Protests have also been banned in Austria, Hungary, Poland and Switzerland.
The Netherlands has given powers to its mayors to intervene in pro-Hamas demonstrations and some protests have been forced to relocate.
The Dutch government failed in a bid to condemn the use of pro-Palestinian slogans as inciting violence.
Spain and Italy have allowed public demonstrations on the matter.
Fears more draconian measures will be introduced
Amnesty International’s expert on counter-terrorism and human rights in Europe, Julia Hall, told The National the fast pace with which measures are being introduced are “very concerning”.
“What people can say and do is narrowing by the day,” she said.
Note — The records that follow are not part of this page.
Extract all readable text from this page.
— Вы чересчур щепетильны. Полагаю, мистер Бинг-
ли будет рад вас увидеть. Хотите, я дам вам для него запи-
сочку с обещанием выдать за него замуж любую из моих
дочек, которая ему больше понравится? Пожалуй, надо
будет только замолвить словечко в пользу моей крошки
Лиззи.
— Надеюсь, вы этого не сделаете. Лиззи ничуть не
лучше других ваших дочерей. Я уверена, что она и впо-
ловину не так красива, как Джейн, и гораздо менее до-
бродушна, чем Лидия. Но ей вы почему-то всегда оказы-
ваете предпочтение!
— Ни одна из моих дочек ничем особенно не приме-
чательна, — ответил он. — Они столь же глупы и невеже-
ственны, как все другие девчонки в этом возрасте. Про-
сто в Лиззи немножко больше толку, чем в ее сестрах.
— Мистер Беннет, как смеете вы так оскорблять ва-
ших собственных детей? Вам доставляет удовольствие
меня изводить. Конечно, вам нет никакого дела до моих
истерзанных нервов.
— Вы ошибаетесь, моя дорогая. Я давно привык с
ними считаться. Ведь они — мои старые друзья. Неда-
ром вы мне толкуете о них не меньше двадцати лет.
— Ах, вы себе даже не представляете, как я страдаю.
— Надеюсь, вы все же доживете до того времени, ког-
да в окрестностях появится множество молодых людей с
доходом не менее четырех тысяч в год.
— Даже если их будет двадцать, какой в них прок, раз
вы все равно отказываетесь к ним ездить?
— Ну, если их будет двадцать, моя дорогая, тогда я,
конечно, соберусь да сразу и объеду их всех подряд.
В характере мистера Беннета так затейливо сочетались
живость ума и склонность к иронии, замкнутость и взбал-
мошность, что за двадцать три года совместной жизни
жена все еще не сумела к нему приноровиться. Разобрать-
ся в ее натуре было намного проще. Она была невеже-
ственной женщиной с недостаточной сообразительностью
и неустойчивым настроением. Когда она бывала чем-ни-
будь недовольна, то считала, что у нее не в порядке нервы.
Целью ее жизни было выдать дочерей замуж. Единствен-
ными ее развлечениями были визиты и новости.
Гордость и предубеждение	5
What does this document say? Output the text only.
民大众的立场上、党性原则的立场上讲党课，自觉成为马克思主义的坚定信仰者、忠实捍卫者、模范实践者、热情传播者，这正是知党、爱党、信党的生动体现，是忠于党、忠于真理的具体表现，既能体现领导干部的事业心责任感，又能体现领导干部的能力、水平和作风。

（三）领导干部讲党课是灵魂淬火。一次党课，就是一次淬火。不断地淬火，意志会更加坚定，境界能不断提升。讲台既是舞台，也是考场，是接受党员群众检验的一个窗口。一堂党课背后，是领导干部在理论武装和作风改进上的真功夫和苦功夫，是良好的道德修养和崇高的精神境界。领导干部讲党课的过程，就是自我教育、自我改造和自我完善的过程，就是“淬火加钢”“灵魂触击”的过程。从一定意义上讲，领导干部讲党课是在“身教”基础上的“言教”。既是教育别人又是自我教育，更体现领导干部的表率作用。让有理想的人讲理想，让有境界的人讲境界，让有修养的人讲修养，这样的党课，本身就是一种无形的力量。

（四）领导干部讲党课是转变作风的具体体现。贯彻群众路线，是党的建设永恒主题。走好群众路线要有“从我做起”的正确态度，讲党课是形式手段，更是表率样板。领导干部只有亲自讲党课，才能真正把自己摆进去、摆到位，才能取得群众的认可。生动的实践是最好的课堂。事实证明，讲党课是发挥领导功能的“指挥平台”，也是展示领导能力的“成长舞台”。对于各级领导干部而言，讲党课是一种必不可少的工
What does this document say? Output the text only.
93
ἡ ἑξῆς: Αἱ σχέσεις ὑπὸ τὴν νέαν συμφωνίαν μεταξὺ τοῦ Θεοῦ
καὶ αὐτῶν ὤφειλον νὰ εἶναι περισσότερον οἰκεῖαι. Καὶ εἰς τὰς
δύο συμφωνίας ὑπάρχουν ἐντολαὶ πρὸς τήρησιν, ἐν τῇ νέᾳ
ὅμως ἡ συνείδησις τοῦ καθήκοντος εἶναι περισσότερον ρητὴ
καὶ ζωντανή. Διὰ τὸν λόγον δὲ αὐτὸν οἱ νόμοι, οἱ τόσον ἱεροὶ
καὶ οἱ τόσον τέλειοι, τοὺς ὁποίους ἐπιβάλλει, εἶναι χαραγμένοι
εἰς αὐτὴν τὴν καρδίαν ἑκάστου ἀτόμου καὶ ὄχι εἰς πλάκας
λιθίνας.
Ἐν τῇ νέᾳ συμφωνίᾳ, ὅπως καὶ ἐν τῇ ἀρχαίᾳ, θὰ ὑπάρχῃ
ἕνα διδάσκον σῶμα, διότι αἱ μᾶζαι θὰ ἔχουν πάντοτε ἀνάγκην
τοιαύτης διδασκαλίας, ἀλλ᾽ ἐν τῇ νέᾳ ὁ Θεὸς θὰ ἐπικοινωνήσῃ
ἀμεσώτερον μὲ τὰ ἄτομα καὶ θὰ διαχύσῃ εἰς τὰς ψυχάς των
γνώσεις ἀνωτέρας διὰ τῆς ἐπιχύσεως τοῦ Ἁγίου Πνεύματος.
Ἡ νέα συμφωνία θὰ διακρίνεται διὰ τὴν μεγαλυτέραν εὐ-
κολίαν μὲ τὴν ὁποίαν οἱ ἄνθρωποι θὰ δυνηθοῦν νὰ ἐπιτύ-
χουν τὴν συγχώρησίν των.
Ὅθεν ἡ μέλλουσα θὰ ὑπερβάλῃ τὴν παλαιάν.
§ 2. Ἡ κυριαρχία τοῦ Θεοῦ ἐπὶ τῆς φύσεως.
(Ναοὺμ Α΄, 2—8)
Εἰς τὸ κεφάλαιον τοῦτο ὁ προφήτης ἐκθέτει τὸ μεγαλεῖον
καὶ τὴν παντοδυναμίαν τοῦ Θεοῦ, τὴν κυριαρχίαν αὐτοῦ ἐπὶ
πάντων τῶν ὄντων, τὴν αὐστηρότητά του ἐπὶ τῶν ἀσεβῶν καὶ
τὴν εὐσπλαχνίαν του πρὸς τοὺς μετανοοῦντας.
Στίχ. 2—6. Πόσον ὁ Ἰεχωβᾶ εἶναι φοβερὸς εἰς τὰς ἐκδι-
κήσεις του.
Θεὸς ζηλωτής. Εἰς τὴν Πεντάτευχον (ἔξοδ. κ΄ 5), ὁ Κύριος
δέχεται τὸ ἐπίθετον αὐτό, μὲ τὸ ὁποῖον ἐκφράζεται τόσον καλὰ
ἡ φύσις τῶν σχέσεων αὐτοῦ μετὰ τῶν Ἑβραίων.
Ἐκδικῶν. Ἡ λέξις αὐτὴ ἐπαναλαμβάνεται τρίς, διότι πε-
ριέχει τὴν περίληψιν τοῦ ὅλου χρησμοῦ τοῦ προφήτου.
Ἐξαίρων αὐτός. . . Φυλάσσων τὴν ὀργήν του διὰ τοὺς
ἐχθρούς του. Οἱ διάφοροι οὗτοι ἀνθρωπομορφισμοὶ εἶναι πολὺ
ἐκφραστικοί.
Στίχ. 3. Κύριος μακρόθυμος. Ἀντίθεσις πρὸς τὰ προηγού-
“France is particularly problematic, they are proposing to criminalise people who criticise Israel. What we are seeing is something new.
“We have gone from marches being banned to the narrowing of what speech can be used.
“Free speech in Europe has been narrowed in record time. It is leaving victims without any voices.
“I do not think this will be a one-off.
“The chilling effect of this is that people are afraid. It will create silence among people who would have gone out and protested and it really is very worrying.”
UN criticises politicians for inflammatory rhetoric
The UN has criticised the language that has been used by some politicians.
In the UK, Ms Braverman came under fire from opposition politicians for “sowing the seeds of hatred” for her use of "inflammatory language" after she branded pro-Palestinian demonstrations “hate marches”.
“Banning peaceful protests, or branding them as “hate protests”, further contributes to polarisation,” Mr Voule said.
“Politicians and leaders should ensure responsible use of language and avoid the use of such divisive and vague rhetoric, which also leads to stigmatisation of certain groups.
“I am also concerned about reports indicating political pressure towards law enforcement to restrict or ban pro-Palestinian protests, which raises further concern that restrictions are for political purposes rather than for legitimate reasons allowed by law.
“It is in the time of war that people need to come together and voice their discontent and pressure the belligerents to stop the violence and to prevent the commission of grave human rights violations and war crimes.
Mr Voule added: "Recent examples show the importance of anti-war protests such as in the context of the Iraq war, Vietnam War, among others. We were all allowed to protest then, although we had different positions.
“This time should not be different – people should be allowed to protest in the context of the continuing war in Gaza and to stop the unfolding humanitarian crisis and suffering of civilians.”